Bir insanın yanlışını gördüğümüzde, onu kınamayı o kadar çok seviyoruz ki, onun hatalarıyla kendi mükemmelliğimizi öne çıkarmaya çalışıyor, bir nevi kendimizi tatmin ediyoruz. Peki, yaptığımız bu bencil davranış o hatayı ortadan kaldırıyor mu? Ya o insan hatasından vazgeçiyor mu?
İnsanları yaptıkları bazı suçlar yüzünden aşağılamak, hor görmek ve toplumdan soğutmak çok kolay. Asıl mesele, onu topluma tekrar kazandırmak değil midir? Emin olun size yanlış yapanı affetmek, onu yaptığı hatadan daha çok pişman ettirir. Yaptığı kötülükten iyilik gören insan hayattan çok ders çıkarır. Ve başka hayatlara dokunur…

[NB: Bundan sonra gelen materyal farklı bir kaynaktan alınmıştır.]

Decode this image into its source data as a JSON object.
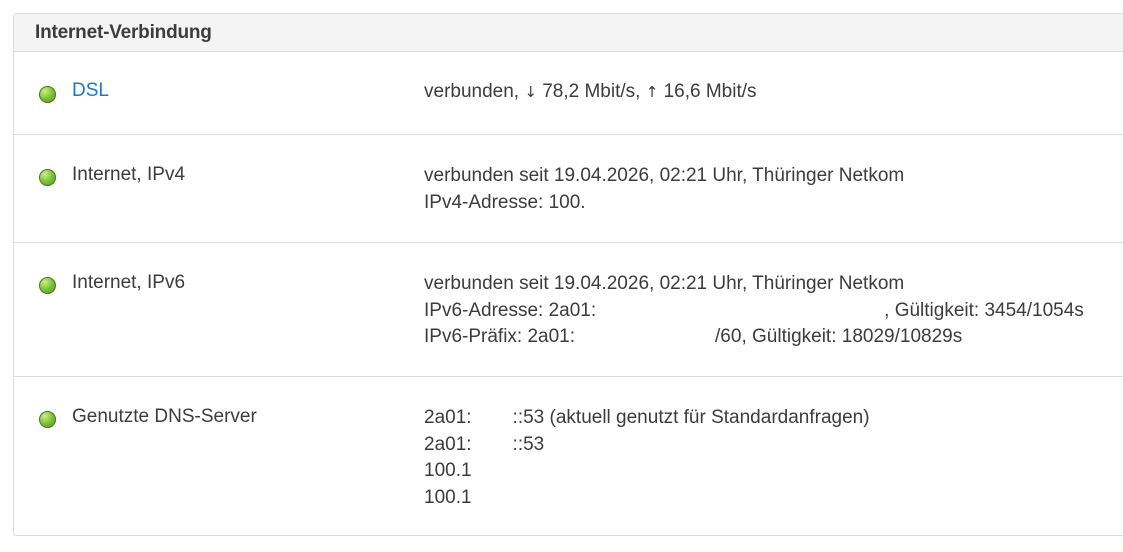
{
  "panel": {
    "title": "Internet-Verbindung"
  },
  "rows": {
    "dsl": {
      "label": "DSL",
      "value_prefix": "verbunden, ",
      "down_arrow": "↓",
      "down_rate": " 78,2 Mbit/s, ",
      "up_arrow": "↑",
      "up_rate": " 16,6 Mbit/s"
    },
    "ipv4": {
      "label": "Internet, IPv4",
      "line1": "verbunden seit 19.04.2026, 02:21 Uhr, Thüringer Netkom",
      "line2": "IPv4-Adresse: 100."
    },
    "ipv6": {
      "label": "Internet, IPv6",
      "line1": "verbunden seit 19.04.2026, 02:21 Uhr, Thüringer Netkom",
      "address_prefix": "IPv6-Adresse: 2a01:",
      "address_suffix": ", Gültigkeit: 3454/1054s",
      "prefix_prefix": "IPv6-Präfix: 2a01:",
      "prefix_suffix": "/60, Gültigkeit: 18029/10829s"
    },
    "dns": {
      "label": "Genutzte DNS-Server",
      "server1_a": "2a01:",
      "server1_b": "::53 (aktuell genutzt für Standardanfragen)",
      "server2_a": "2a01:",
      "server2_b": "::53",
      "server3": "100.1",
      "server4": "100.1"
    }
  },
  "colors": {
    "status_led": "#7fc23a",
    "link": "#1b76c6",
    "header_bg": "#f4f4f4",
    "border": "#dcdcdc"
  },
  "icons": {
    "status": "green-status-led-icon"
  }
}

Suç işleyen birini en ağır şekilde cezalandırmak, hiçbir zaman çözüm olmamıştır. O insan şiddet gördükçe daha çok suça teşvik edecektir. Bu durumda onu yaptığı hataya tekrar tekrar gömmüş olmuyor muyuz? Ya da ona vereceğimiz ağır bir ceza neyi değiştirir. Suç ortadan kalkmadıktan sonra, o insanı kendimizden uzaklaştırarak, onu kendi haline bırakarak onu öldürmüş olduk. Hâlbuki o insanı öldürmek yerine, hayata tekrar kazandırarak yeni bir insan yaşatmalıyız. Asıl amacımız; mükemmel bir insan modelinin olmadığını bilerek, kömürden elmas yaratabilmek olmalıdır.